Et pour être complètement honnête, j'ai déjà eu vent de pratiques plus que douteuses de la part de certains enseignants, dont la véracité ne fait aucun doute.
Un conseil dont vous ferez ce que vous voudrez : la prochaine fois, refusez de faire cours à un(e) seul(e) élève ou installez-vous dans une salle déjà occupée.

Un TES2 a dit…

Mdr Mdr Mdr Mdr la pauvre, c'est les Fucking risques ca.
En meme temps revisions quoi !
Moi je dit respect leticia,elle a reussi la ou beaucoup ( comme moi ) avons abandonner ^^

Emmanuel Mousset a dit…

Je t'ai reconnu, TES2 (Mdr).

Emmanuel Mousset a dit…

A PE :

Tant qu'on ne m'aura pas montré le texte réglementaire qui justifie cet interdit, je ne changerais rien à mes habitudes (argumentées).

une PE a dit…

Le texte réglementaire existe bel et bien en primaire! Et s'il existe en primaire, il serait logique qu'il existe aussi en secondaire.
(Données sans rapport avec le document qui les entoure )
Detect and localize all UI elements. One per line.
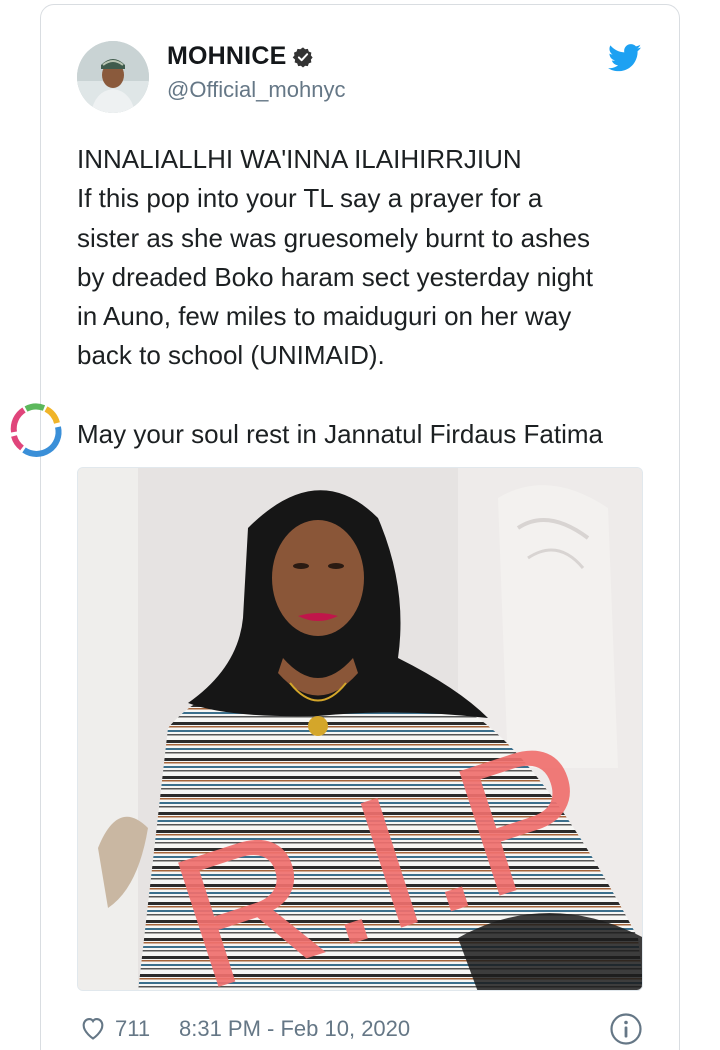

Cependant, je ne sais pas si c'est le cas.

Arthur a dit…

Bonjour Emmanuel, je profite de cet espace pour te témoigner ma reconnaissance pour ce blog si précieux et absorbant. J'espère que l'on se verra bientôt (peut être en août si t'es dispo)! Moi, je n'ai pas encore fini mon année scolaire, étant donnée qu'ici les philosophes ont peut être moins d'heures en terminale mais ont aussi des élèves plus jeunes à leur charge.... Il fait très (très, très) beau à Valence, tu pourrais venir!!

Emmanuel Mousset a dit…

Bonjour Arthur.

Très heureux d'avoir de tes nouvelles et de savoir que ce blog te plaît. En août, se rencontrer, pourquoi pas. A Beauvais ? Début août, je serai près de Montpellier. C'est loin de Valence ?

Anonyme a dit…

Mr mousset, ça fais longtemps que je ne vous ai pas vu... !!
J'imagine quel plaisir a du ressentir laeticia de vous avoir que pour elle .. !
Même si je me serais dit "si j'avais su j'aurais pas venue" j'aurais kiffé être "THE dernière élève"! enfin...
Juste pour vous dire que j'ai grave kiffé la philo cette année (en espérant que cela porte ses fruits demain)Et je tenais a vous dire au revoir solennellement,
donc voilà "Au revoir Mr mousset"

Emmanuel Mousset a dit…

Au revoir à toi aussi, mais qui es-tu ? Bonne chance et bon courage pour demain.

Anonyme a dit…

Moi je ne fait pzs cours avec un eleves ou deux c est minimum trois et basta

Anonyme a dit…

Avec toutes ces histoire de pedophilie je preffere me mettre le CPE ou le CDE a dos mais je ne ferais pas cours trop risque !

Emmanuel Mousset a dit…

Mon dernier de cours de 2015, il y avait deux élèves. J'ai enseigné une heure. L'heure d'après, il n'y avait plus qu'une seule élève : là, comme vous, j'ai dit "basta !"

Emmanuel Mousset a dit…

La vie consiste à prendre des risques, même pour un enseignant.